Zillow Market Pulse: November 18, 2020
Home construction activity in October was good, not great. Household debt is up, and consumer spending is slowing way down.

Home construction activity in October was good, not great. Household debt is up, and consumer spending is slowing way down.
Home builders have their foot on the gas, but given sky-high levels of builder optimism it feels like they’re still leaving a good bit in the tank. Homebuilder confidence reached a new, all-time high for the third month in a row in November, driven by expectations of enduring buyer traffic into the new year. But this surge in optimism continues to translate to only modest growth in home building activity. Housing starts through October are up 6.7% compared to the same period in 2019, and were revised up for September, a small indication that builders are finding ways to expedite projects and get to work when and where they can. Even so, volatile materials costs and a shortage of available land continue to hold builders back from truly hitting their stride. And flat permitting activity shows that the future project pipeline isn’t exactly overflowing. As a result, it appears that builders are being more selective with the jobs they take on, with most opting to embark on single-family projects. A shortage of existing single-family homes for sale have boosted the need for more newly built ones, and it shows. Single-family home starts have risen 73.6% from April lows and are at their highest level since 2007, while multi-family (5+ units) starts have improved by just 39.2%. One of these is better than none, certainly, but the market needs an awful lot of both. October marked another step forward for home construction, but only a small one, leaving the market still waiting for the leap it needs.

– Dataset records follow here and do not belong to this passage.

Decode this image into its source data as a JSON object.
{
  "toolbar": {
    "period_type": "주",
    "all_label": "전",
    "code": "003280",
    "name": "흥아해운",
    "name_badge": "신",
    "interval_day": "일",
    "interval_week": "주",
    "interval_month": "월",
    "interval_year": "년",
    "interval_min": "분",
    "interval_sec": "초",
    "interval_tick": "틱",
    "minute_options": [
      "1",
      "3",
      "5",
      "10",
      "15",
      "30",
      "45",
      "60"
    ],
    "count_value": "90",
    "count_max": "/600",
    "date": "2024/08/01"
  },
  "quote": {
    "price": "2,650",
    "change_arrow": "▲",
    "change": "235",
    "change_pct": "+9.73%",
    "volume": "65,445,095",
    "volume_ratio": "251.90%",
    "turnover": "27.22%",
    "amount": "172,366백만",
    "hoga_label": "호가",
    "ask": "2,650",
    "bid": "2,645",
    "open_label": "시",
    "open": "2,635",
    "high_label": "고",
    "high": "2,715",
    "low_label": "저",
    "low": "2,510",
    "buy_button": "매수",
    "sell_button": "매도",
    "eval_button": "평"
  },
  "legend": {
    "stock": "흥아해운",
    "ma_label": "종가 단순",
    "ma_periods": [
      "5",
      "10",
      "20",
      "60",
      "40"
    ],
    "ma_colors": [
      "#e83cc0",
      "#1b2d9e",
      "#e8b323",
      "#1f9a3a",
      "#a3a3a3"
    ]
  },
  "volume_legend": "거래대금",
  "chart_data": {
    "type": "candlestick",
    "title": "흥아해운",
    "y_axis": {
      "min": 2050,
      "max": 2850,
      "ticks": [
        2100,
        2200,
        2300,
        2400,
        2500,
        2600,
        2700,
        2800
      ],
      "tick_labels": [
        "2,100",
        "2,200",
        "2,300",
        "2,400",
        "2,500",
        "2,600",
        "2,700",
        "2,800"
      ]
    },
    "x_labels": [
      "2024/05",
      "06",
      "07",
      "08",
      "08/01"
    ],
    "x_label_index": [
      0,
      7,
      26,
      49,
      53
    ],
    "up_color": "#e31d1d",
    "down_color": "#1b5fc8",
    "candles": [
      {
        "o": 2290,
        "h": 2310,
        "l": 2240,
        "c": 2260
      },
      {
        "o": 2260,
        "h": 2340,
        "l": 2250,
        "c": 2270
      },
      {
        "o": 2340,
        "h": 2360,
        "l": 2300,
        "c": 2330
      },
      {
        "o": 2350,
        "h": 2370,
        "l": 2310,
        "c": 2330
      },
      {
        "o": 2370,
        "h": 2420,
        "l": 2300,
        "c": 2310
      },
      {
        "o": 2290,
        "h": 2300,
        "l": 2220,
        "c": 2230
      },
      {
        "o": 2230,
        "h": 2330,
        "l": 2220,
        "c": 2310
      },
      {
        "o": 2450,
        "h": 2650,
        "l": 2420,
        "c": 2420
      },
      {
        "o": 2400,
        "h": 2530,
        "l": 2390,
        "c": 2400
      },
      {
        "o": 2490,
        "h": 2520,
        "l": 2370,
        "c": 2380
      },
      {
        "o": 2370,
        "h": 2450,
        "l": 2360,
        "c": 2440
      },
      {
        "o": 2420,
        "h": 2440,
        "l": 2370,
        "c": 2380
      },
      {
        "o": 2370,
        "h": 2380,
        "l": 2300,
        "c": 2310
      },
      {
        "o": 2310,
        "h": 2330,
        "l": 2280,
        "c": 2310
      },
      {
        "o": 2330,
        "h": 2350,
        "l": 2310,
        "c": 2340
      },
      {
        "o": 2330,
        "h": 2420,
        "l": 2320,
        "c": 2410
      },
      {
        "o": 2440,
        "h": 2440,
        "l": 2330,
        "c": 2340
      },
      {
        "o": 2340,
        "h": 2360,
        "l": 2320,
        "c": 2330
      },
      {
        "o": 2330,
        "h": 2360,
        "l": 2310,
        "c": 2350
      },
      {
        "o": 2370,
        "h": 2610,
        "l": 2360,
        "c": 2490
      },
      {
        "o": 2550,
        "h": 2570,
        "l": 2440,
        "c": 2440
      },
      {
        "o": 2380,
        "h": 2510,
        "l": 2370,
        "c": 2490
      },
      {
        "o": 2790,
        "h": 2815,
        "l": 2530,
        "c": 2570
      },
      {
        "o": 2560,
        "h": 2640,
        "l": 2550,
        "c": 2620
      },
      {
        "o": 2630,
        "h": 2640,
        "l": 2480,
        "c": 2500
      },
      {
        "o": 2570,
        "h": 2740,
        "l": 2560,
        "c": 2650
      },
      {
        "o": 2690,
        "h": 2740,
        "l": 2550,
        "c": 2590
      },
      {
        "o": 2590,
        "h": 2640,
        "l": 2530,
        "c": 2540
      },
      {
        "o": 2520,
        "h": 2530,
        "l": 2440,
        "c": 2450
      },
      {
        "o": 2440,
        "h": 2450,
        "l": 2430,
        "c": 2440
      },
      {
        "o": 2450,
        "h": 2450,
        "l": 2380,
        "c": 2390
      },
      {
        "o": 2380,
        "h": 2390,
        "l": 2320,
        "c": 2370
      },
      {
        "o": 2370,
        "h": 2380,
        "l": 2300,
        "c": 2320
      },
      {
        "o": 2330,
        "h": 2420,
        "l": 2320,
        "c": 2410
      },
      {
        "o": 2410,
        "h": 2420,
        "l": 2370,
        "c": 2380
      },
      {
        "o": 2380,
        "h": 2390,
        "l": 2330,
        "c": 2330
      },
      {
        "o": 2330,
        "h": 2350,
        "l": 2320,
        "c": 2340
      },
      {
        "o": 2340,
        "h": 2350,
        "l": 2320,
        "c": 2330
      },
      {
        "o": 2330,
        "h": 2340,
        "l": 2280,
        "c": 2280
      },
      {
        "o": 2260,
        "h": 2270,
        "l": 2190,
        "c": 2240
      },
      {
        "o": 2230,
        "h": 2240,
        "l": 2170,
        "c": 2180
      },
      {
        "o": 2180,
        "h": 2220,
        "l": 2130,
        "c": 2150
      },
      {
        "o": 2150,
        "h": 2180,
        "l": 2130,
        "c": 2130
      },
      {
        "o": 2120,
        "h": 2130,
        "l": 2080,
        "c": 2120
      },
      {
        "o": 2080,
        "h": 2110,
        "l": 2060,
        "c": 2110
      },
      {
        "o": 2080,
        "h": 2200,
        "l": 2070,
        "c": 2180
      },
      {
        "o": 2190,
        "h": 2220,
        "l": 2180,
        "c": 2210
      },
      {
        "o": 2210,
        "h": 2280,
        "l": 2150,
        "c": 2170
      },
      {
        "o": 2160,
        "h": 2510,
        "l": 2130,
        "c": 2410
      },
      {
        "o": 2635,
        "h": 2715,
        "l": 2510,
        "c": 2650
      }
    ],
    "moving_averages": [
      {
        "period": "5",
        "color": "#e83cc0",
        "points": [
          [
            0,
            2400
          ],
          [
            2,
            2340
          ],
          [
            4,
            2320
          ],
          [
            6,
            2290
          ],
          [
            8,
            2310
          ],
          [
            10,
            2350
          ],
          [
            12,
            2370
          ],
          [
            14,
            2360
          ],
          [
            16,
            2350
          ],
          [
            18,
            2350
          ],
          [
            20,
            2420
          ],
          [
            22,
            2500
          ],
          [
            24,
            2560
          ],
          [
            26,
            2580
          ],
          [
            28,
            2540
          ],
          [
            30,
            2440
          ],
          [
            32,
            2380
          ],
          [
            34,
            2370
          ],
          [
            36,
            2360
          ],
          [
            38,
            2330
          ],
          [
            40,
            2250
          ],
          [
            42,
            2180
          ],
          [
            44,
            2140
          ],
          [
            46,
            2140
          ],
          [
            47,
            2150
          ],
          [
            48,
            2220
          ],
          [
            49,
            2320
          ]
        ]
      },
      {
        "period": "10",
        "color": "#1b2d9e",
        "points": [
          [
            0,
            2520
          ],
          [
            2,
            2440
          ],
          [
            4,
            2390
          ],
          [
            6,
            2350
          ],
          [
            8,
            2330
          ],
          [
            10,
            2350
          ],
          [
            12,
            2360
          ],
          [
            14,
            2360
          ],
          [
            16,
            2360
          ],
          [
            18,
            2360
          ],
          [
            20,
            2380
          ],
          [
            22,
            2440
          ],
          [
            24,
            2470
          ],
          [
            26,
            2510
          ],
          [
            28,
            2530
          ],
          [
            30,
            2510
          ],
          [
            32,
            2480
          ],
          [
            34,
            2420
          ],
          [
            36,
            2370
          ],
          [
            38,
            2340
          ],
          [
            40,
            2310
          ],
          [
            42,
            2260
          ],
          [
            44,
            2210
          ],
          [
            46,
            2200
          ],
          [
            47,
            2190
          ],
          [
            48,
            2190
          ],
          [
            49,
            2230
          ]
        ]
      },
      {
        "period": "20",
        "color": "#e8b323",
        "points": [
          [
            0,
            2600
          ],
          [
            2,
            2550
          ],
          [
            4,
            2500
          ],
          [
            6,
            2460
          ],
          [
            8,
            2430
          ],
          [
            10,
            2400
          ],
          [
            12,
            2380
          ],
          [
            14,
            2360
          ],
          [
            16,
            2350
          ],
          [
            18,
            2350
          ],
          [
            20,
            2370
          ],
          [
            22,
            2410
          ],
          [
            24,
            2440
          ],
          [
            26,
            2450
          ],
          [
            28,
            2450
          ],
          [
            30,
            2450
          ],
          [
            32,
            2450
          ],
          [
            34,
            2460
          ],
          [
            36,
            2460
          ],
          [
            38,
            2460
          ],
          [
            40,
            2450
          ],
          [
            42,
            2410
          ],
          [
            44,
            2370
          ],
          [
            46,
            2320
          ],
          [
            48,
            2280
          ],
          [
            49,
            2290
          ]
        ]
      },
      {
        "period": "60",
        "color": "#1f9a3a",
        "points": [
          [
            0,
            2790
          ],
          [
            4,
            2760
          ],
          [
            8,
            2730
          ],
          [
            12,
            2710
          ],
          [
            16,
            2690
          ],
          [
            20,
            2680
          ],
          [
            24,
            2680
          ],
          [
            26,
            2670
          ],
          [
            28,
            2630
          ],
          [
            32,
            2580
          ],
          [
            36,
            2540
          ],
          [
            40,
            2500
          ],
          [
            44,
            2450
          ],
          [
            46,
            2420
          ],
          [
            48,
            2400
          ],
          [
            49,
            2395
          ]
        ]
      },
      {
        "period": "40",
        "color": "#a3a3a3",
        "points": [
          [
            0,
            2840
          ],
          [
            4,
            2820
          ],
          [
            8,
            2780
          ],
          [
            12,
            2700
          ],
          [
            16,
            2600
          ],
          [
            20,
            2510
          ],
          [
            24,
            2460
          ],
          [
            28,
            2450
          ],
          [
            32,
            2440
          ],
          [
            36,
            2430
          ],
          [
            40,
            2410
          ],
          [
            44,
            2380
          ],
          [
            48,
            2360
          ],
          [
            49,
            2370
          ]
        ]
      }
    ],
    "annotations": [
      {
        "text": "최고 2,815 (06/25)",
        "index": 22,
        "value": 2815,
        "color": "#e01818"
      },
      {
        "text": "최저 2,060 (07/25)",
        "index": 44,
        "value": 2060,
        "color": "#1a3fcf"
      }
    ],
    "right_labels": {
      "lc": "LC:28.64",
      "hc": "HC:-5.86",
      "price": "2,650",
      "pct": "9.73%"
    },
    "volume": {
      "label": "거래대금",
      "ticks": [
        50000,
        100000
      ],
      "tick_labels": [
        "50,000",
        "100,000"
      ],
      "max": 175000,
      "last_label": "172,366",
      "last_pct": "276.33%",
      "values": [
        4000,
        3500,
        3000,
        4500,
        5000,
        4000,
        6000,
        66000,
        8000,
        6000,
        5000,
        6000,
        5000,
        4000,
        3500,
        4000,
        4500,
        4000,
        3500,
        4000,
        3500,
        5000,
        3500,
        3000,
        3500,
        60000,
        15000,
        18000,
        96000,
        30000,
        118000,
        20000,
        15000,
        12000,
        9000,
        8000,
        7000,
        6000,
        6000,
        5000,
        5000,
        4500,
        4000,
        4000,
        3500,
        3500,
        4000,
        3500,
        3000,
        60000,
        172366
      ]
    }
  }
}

Because consumer spending accounts for about two-thirds of total U.S. economic output, sluggish retail sales growth strongly suggests the pace of the economic recovery is slowing and is an ominous indicator that future months’ may be worse. The 0.3% monthly increase from September to October in seasonally adjusted retail sales was far less than the 1.6% monthly growth seen in the previous month and the weakest monthly improvement since May. Spending on vehicles, electronics and home improvement items improved in October, while spending at grocery stores, clothing retailers and restaurants all slipped on the month. The sales slowdown coincided with a drastic spike in COVID-19 cases nationwide, bringing with it the risk of further rounds of government-imposed shutdowns on many businesses and public places. Given consumers’ propensity to scale shopping activity back when cases rise, regardless of any mandates, suggests that further improvements in retail sales may be unlikely in November and December.
The slowdown in retail spending was echoed in the Federal Reserve Bank of New York’s Q3 report on Household Debt and Credit, which showed U.S. household debt rose by 0.6% (or $87 billion) in Q3 from Q2 but credit card balances were down 1.2% over the same period. Auto loan and student loan balances rose, but the bulk of the increase was driven by increased mortgage balances, up $85 billion to $9.86 trillion as originations of for-purchase loans and refinances both rose notably. The pullback in credit card balances reflects two big consumer changes. First, people are generally spending less because of overall economic strife, uncertainty and mobility restrictions brought upon by the pandemic. The other is that many people who received financial aid through CARES act programs – specifically an additional $600 weekly boost in unemployment benefits and/or the one-time $1,200 payment — used the extra cash to pay down debt. A separate report from the New York Fed showed that, on average, more than a third of those payments (34.5%) were used to pay down household debt. The report also found that aggregate delinquency rates fell across all loan types in Q3, suggesting that forbearance programs are having their intended effect.